Last December, the Human Rights Amendment of 2014 and The Reproductive Health Non-Discrimination Act of 2014 were passed by the D. C. Council and signed into law in January by Washington D.C.’s mayor, Muriel Bowser (D). The Catholic Church, however, has expressed that they cannot comply with the regulations they entail out of conscience.
The Human Rights Amendment (HRAA) forces religious schools to recognize persons and groups that might conflict with their stated mission and allow them to use their facilities and benefits. A Catholic school, for example, would have to recognize a pro-abortion student group and could not deny them use of their facilities or funds.
The Reproductive Health Non-Discrimination Act (RHNDA) prohibits all employers from discriminating against their employees over “reproductive health decision making.” A pro-life group, for example, could not bring reproductions against one of their members even if they decided to procure an abortion and make this decision public, an action which would run counter to the group’s stated mission.
Congress has 30 days to review and approve the bills, before they officially become law on April 17.
The Archdiocese of Washington, D.C. has joined the opposition of the bills and is calling for support of two resolutions introduced by Senators Ted Cruz (R-Tex.) and James Lakford (R-Okla.) which oppose “the unprecedented attack on religious freedom” in D.C. Joined with the Archdiocese is a number of religious groups and schools, including the USCCB, Catholic University of America, the Knights of Columbus, the National Association of Evangelicals, the Ethics and Religious Liberty Commission of the Southern Baptist Convention, the Susan B. Anthony List, March for Life, the Family Research Council.
In a March 18 statement, the Archdiocese said the laws, “subjugate the Church’s moral teaching to the moral views of the government” and “result in discrimination against religious believers.”
HRAA would repeal the ‘Armstrong Amendment’, which recognizes the freedom of religious schools not to fund or provide facilities or otherwise endorse or recognize persons or groups promoting stances which run counter to their sincerely-held beliefs.
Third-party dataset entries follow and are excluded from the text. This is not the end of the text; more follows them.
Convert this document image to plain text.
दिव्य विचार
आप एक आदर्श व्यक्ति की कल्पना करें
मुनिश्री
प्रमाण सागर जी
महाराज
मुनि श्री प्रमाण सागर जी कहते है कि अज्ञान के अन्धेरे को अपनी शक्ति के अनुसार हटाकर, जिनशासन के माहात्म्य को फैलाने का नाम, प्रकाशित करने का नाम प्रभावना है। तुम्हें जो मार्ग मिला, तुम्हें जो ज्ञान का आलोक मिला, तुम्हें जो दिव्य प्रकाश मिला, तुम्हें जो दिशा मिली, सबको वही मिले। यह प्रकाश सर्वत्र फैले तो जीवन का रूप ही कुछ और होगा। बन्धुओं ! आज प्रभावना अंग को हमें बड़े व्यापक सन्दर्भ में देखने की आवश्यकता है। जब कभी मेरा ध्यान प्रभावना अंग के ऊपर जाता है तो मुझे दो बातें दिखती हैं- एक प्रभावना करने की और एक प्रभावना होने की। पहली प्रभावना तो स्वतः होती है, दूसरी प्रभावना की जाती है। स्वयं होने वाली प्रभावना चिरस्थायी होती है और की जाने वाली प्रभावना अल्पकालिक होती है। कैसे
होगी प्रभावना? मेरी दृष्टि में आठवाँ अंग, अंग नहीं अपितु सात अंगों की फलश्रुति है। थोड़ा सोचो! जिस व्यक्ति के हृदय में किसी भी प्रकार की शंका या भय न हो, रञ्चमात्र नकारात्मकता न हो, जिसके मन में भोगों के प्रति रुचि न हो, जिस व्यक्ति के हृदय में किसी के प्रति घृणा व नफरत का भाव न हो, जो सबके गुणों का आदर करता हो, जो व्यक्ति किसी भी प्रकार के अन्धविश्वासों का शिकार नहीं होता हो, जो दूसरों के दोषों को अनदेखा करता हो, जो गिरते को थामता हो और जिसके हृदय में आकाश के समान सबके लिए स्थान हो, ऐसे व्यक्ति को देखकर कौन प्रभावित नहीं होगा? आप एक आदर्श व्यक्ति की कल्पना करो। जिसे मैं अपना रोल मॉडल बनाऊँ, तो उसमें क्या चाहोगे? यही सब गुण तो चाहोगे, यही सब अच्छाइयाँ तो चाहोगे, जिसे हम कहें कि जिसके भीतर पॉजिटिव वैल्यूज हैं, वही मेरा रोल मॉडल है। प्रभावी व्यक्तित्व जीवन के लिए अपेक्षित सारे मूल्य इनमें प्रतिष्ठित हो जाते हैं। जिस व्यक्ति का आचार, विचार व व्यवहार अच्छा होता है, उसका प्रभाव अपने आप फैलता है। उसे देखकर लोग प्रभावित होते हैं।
If the Armstrong Amendment is repealed, HRAA could lead to religiously affiliated schools in D.C. being forced to violate their beliefs—and thus their conscience—or else be subjected to lawsuits and be forced to spend considerable amounts of money to protect their viewpoint in court.
On December 2, then-Mayor Vincent Gray asked the Council to postpone the final vote on RHNDA following a legal analysis by the Office of the Attorney General (OAG) which deemed the bill, “legally insufficient.” Grey stated that, “According to the OAG, the bill raises serious concerns under the Constitution and under the Religious Freedom Restoration Act of 1993 (RFRA). Religious organizations, religiously-affiliated organizations, religiously-driven for-profit entities, and political organizations may have strong First Amendment and RFRA groups for challenging the law’s applicability to them.” Gray informed the Council that he would not sign the legislation unless it provided an exemption for religious institutions and organizations, views that were not carried over when he was replaced by Mayor Bowser.
The passing of the two resolutions of disapproval by the US Senate before April 17 will effectively bar the two legislations in question from being officially recognized as law.